Brother Bill gave the assignment this week.
" Last night I was in Best Shots. I admired how it looks now and remembered what it looked like over forty years ago. It triggered memories and stories about the Kopper Keg back in my college days. Write about a place you have been to recently in Kellogg, Cd'A, Moscow, or anywhere else, that is different now than it was in your late teens or early twenties. Write about the physical place then and now and the memories and stories the place triggers. " You can find his here.
I am going to revise the assignment a bit and write about a physical place that is different now than my elementary school days. When Dave Smith Motors continued to grow on the corner of Cameron Ave. and Division St. in Kellogg landmark buildings disappeared. The Rena Theater was replaced with the Service Department building, the veterinarian office became a sales office. Our playground from elementary school became a place to park cars. What did remain intact, but is now used by Dave Smith Motors is Sunnyside School. If you look closely in the picture, you can see the silver Sunnyside School letters still there on the brick.
Last fall we decided it was time to replace our car. I had never been to Dave Smith and as we went from car lot to car lot first, then into the sales room, and then by a fireplace, I was a bit overwhelmed. While the details were being worked out, our saleswoman told us of a restaurant that was down a hall and then around a corner. What I didn't realize as we meandered to this small deli was I was walking back in the elementary wing of Sunnyside School.
I didn't recognize the rooms or the floor and the pictures of Dick, Jane, Sally, Spot, and Puff had been removed from the walls, but slowly my mind made sense of where we were.
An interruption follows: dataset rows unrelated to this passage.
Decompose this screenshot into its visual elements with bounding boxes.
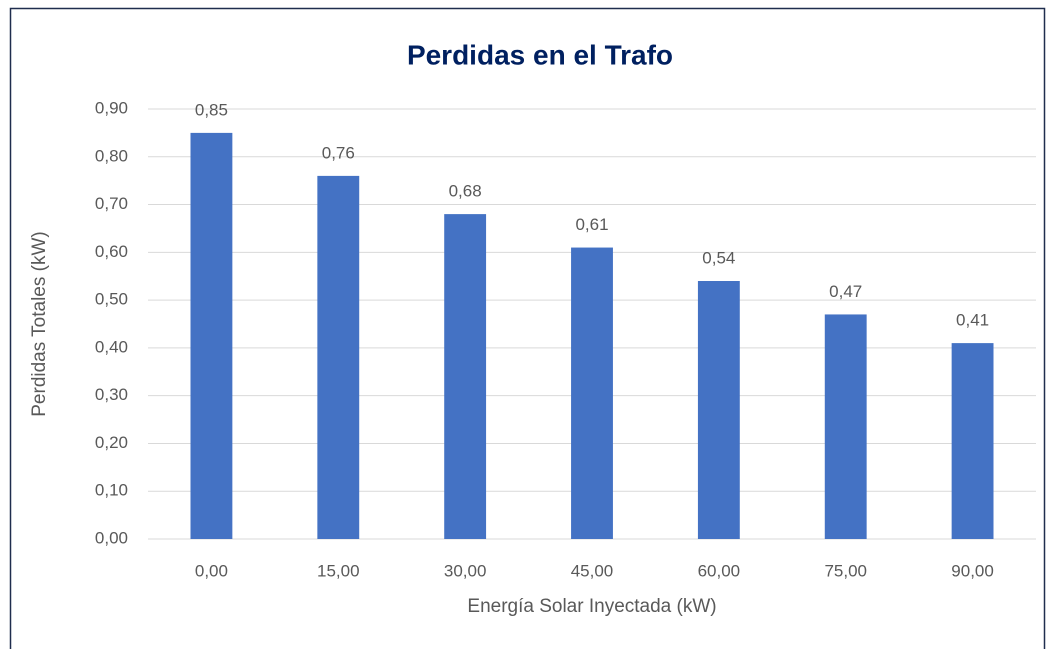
y-tick-label: 0,30 bbox=[95, 385, 128, 404]
y-tick-label: 0,00 bbox=[95, 528, 128, 547]
x-tick-label: 0,00 bbox=[195, 561, 228, 580]
data-label: 0,54 bbox=[702, 248, 735, 267]
bar bbox=[951, 343, 994, 539]
bar bbox=[444, 214, 487, 539]
y-tick-label: 0,10 bbox=[95, 481, 128, 500]
bar bbox=[697, 281, 740, 539]
x-tick-label: 60,00 bbox=[698, 561, 741, 580]
y-tick-label: 0,80 bbox=[95, 146, 128, 165]
bar bbox=[190, 132, 233, 539]
y-tick-label: 0,50 bbox=[95, 290, 128, 309]
data-label: 0,85 bbox=[195, 100, 228, 119]
x-tick-label: 15,00 bbox=[317, 561, 360, 580]
y-axis-title: Perdidas Totales (kW) bbox=[29, 231, 50, 417]
data-label: 0,76 bbox=[322, 143, 355, 162]
x-axis-title: Energía Solar Inyectada (kW) bbox=[467, 596, 716, 617]
y-tick-label: 0,70 bbox=[95, 194, 128, 213]
x-tick-label: 90,00 bbox=[951, 561, 994, 580]
chart-border bbox=[9, 7, 1046, 649]
data-label: 0,68 bbox=[449, 182, 482, 201]
x-tick-label: 30,00 bbox=[444, 561, 487, 580]
bar bbox=[317, 175, 360, 539]
data-label: 0,61 bbox=[575, 215, 608, 234]
data-label: 0,41 bbox=[956, 311, 989, 330]
y-tick-label: 0,90 bbox=[95, 98, 128, 117]
x-tick-label: 75,00 bbox=[824, 561, 867, 580]
bar bbox=[824, 314, 867, 539]
x-tick-label: 45,00 bbox=[571, 561, 614, 580]
bar bbox=[571, 247, 613, 540]
y-tick-label: 0,20 bbox=[95, 433, 128, 452]
y-tick-label: 0,40 bbox=[95, 337, 128, 356]
chart-title: Perdidas en el Trafo bbox=[407, 39, 673, 70]
y-tick-label: 0,60 bbox=[95, 242, 128, 261]
data-label: 0,47 bbox=[829, 282, 862, 301]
When I looked out the window while we waited for our food I was really mixed up. How could Macri's house be out this window? I actually stood up and walked around and realized I was sitting in the foyer in front of the principal's office of Sunnyside School. The view from the window helped me figure it out. You can't come in the front door of Sunnyside School where the office was, but then I did recognize the door. The glass display cases were gone. There were no October pumpkins, January snowmen or spring flowers created by students on display. I think it was just a wall.
We were all sad when the Rena Theater was torn down. Even though I couldn't figure out how the sales rooms are connected to the elementary wing and principal's office, I am pleased the company kept the Sunnyside building. The older part of the building looks the same. I believe much of it is used for archived paperwork. I heard workers can use the gym. There is a nice grassy area out front that almost helps you forget our hard, dirty kickball/football field of childhood.
On Monday mornings a line would form outside the Sunnyside office as students purchased their strip of red lunch tickets for the week. I was back in line, but I wasn't getting lunch tickets . I think I purchased a chef salad. The dress shirt clad salesmen with their permasmiles was a big departure from Mr. Koepl as he loomed over us in the foyer, clearing his throat and scaring us with his deep voice.
I should have stayed longer to see if the Borax soap dispensers were still in the bathrooms with the rough, brown paper towels. Of course, the satellite dish is new.